Question

When ${{1}}{{.20 g}}$ of sulfur is melted with ${{15 g}}$ of naphthalene, the solution freezes at ${{77}}{{.2^\circ C}}$. What is the molar mass of this form of sulfur?
Data of naphthalene:
Melting point , M.P = ${{80^\circ C}}$
Freezing point depression constant : ${{{K}}_{{f}}}{{ = 6}}{{.80^\circ C }}{{{m}}^{{{ - 1}}}}$
(A) ${{180 g mo}}{{{l}}^{{{ - 1}}}}$
(B) ${{194 g mo}}{{{l}}^{{{ - 1}}}}$
(C) ${{260 g mo}}{{{l}}^{{{ - 1}}}}$
(D) ${{450 g mo}}{{{l}}^{{{ - 1}}}}$

Answer 1

When we mix a solute in solvent there is a change in some properties of the solution. One of them is the freezing point of the solution which changes. There are many colligative properties of a solution that changes.

Complete answer:
we mix a non-volatile solute in water there is a change in the colligative properties of the solution. Colligative properties are the properties which depend on the number of particles like ions or molecules or atoms of the solute in a definite amount of solvent but not on the nature of the solute. The most important change that occurs is a decrease of vapor pressure. This decrease in vapour occurs due to reduction of the surface area of the solvent molecules which are occupied by the solute particles. So, when the surface area of the solvent molecules decrease the number of solvent molecules escaping from the surface is also decreased which leads to decrease in the vapour pressure.

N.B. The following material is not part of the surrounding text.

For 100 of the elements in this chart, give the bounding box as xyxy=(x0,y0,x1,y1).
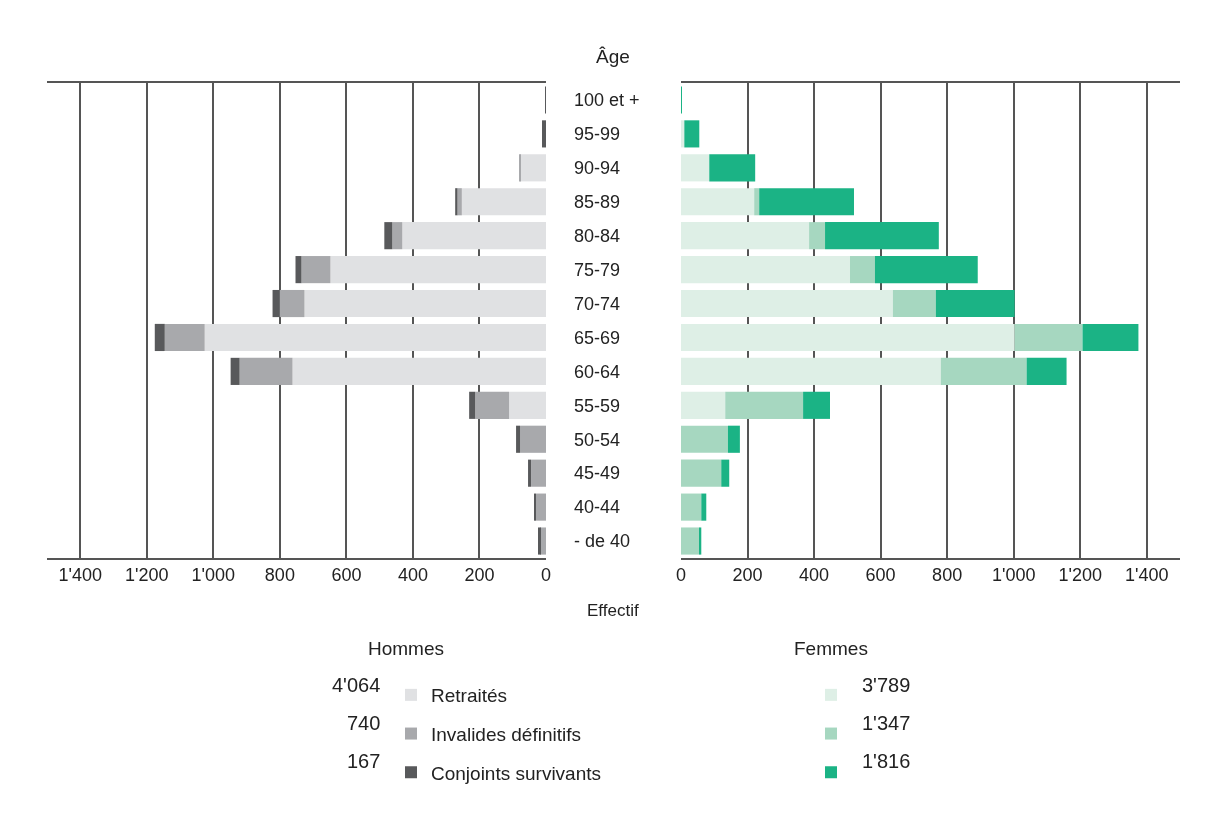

The question asks about the freezing point. Freezing point decreases when we mix solute in solvent because of lowering in vapour pressure. We know that freezing point is the temperature at which the vapour pressure of the substance in its liquid phase is equal to the vapour pressure in its solid phase. A solution will freeze when its vapour pressure will be equal to vapour pressure of the pure solvent. So, given the Raoult's law it is stated that when a non-volatile solute is added to the solvent its vapour pressure will decrease and it will become equal to that of the solid solvent at low temperature. Thus, the freezing point of the solvent decreases.
Let the ${{{T}}_{{f}}}{{^\circ }}$ be the freezing point of the pure solvent and ${{{T}}_{{f}}}$be the freezing point of the solution when non-volatile solute is added. So the decrease in the freezing point will be
${{\Delta }}{{{T}}_{{f}}}{{ = }}{{{T}}_{{f}}}{{^\circ - }}{{{T}}_{{f}}}$
This is known as depression in the freezing point.
The depression of freezing point is directly proportional to molarity of the solution
${{\Delta }}{{{T}}_{{f}}}{{ }} \propto {{ molality}}$
after removing proportionality constant, a new constant is added ${{\Delta }}{{{T}}_{{f}}}{{ = }}{{{K}}_{{f}}}{{ \times m}}$
Here ${{{K}}_{{f}}}$ is called the Freezing point depression constant or Cryoscopy constant which depends on nature of solvent,
We know that molality of a solution is ${{molality(m) = }}\dfrac{{{{{w}}_{{2}}}{{ \times 1000}}}}{{{{{m}}_{{2}}}{{ \times }}{{{w}}_{{1}}}}}$
here ${{{w}}_{{2}}}$ =mass of solute
${{{w}}_{{1}}}$ = mass of solvent
${{{M}}_{{2}}}$ = molar mass of solute
and 1000 is used if the mass of solvent $W_1$ is in grams so we convert it into Kg.
So, after substituting molality equation we get the depression in freezing point.
${{\Delta }}{{{T}}_{{f}}}{{ = }}\dfrac{{{{1000 \times }}{{{K}}_{{f}}}{{ \times }}{{{w}}_{{2}}}}}{{{{{M}}_{{2}}}{{ \times }}{{{w}}_{{1}}}}}$
So in question it is given
weight of sulfur ($w_2$)= ${{1}}{{.20 g}}$
weight of naphthalene ($W_1$) = ${{15 g}}$
cryoscopic constant ( $K_f$ ) = ${{6}}{{.80 C g mo}}{{{l}}^{{{ - 1}}}}$
here ${{{T}}_{{f}}}^{{^\circ }}$ (naphthalene freezing point) = ${{80^\circ C}}$
so ${{\Delta }}{{{T}}_{{f}}}{{ = 80 - 77}}{{.2}}$
${{\Delta }}{{{T}}_{{f}}}{{ = 2}}{{.8^\circ C}}$
${{{M}}_{{2}}}{{ = }}\dfrac{{{{1000 \times }}{{{K}}_{{f}}}{{ \times }}{{{w}}_{{2}}}}}{{{{\Delta }}{{{T}}_{{f}}}{{ \times }}{{{w}}_{{1}}}}}$
${{{M}}_{{2}}}{{ = }}\dfrac{{{{1000 \times 6}}{{.8 \times 1}}{{.2}}}}{{{{2}}{{.8 \times 15}}}}{{ = 194}}{{.3 g mo}}{{{l}}^{{{ - 1}}}}$

Hence, the correct answer is option B.

Additional information:
There are many properties connected to decrease in vapour pressure which also changes. Ex: Relative lowering in vapour pressure, elevation in boiling point, depression in freezing point and osmotic pressure

Note: Here confusion is created about using 1000 in molality so it is recommended to provide attention on the unit of mass of solvent. If mass of solvent is substituted in grams then 1000 will be used. If mass of solvent is used in Kg then 1000 is omitted.